The CEO of one of Canada’s largest mining companies took a swipe at Wall Street analysts Tuesday, saying they underestimate China’s economic growth and the future impact on demand for copper, zinc and other key commodities.
Teck Resources Ltd. (TSX: T.TCK.A, Stock Forum) (TSK: T.TCK.B, Stock Forum) (NYSE: TCK, Stock Forum) President and Chief Executive Officer Don Lindsay says the double digit growth rate of previous years may be a thing of the past.
However, Lindsay said analysts may be overlooking the fact that an expected growth rate of 7% or 8% this year is actually larger in absolute terms than the growth of 10% to 12% that China experienced six or seven years ago.
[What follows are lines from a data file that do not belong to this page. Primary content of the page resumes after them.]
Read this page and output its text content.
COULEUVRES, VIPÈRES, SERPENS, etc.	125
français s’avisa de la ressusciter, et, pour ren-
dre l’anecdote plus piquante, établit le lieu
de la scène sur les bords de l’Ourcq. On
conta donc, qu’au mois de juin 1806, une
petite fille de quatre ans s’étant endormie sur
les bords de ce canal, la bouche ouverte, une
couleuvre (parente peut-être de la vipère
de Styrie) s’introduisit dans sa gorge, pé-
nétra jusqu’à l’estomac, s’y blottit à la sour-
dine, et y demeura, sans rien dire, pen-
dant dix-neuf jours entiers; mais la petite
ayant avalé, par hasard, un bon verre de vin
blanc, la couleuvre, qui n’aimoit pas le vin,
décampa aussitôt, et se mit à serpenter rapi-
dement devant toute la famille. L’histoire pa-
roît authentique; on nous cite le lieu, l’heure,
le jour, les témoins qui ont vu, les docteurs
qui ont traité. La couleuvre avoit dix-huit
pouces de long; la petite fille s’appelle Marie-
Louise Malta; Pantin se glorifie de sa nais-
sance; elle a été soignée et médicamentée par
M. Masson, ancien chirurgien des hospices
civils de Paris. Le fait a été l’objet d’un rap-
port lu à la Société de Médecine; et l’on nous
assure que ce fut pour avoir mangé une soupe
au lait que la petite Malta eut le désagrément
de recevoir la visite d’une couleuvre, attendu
“I sometimes think that Wall Street doesn’t know how to do math anymore,’’ he told an audience of mineral explorers at the Roundup mining conference in Vancouver.
“But literally if you do the math, a growth rate of 10% to 13% six or seven years ago added up to $250 to $350 billion of absolute incremental GDP. Today’s growth rate of 7% has $550 billion.”
Lindsay said Teck doesn’t care about percentages. “We care about the tonnes, and I can assure you that the tonnes are going up,’’ he said.
As Canada’s largest diversified mining company Teck cares deeply about economic growth rates in countries like India and China because its key business units are focused on copper, steelmaking coal, zinc and energy.
So when the Vancouver-based company invests $10 billion in copper mining projects in Chile, it is really making an investment based what it thinks those countries will consume in the next several years.
To remind them of this, shareholders who attended the company’s recent annual meeting were handed cards that spell out the objectives in China’s latest 5-year growth plan.
A 200,000 kilometre increase in transmission lines.
Plans to construct 36 million low income housing units.
To put this in perspective, Lindsay said 200,000 kilometres of transmission lines would be enough to replace every single power line in Canada.
“If I have learned anything about China, it is that if they set an objective in their 5-year plan they will achieve it,’’ he said, adding that the numbers are equally staggering for both roads and pipelines, and railways.
If China’s forecasts are not sufficiently startling, Lindsay says analysts should take a look at India, a country that is calling for one trillion dollars worth of infrastructure spending by 2017.
“Often they announce numbers that are really impossible to obtain,’’ said Lindsay, who recently led a mission of Teck’s senior management to India.
“But they indicate the direction that they are going and that in itself is important.’’
For example, if India’s steel production forecasts are correct, a company like Teck would be investing $4 billion to $5 billion right now in coking coal operations and hiring up to 1,500 miners, he said.
The Teck CEO said India and China are examples of how the world needs the commodities that the mining sector can produce and will continue to need them for the forseeable future.
“So while there will always be ups and downs in the economy, I believe that our industry remains well positioned for significant growth,’’ he said.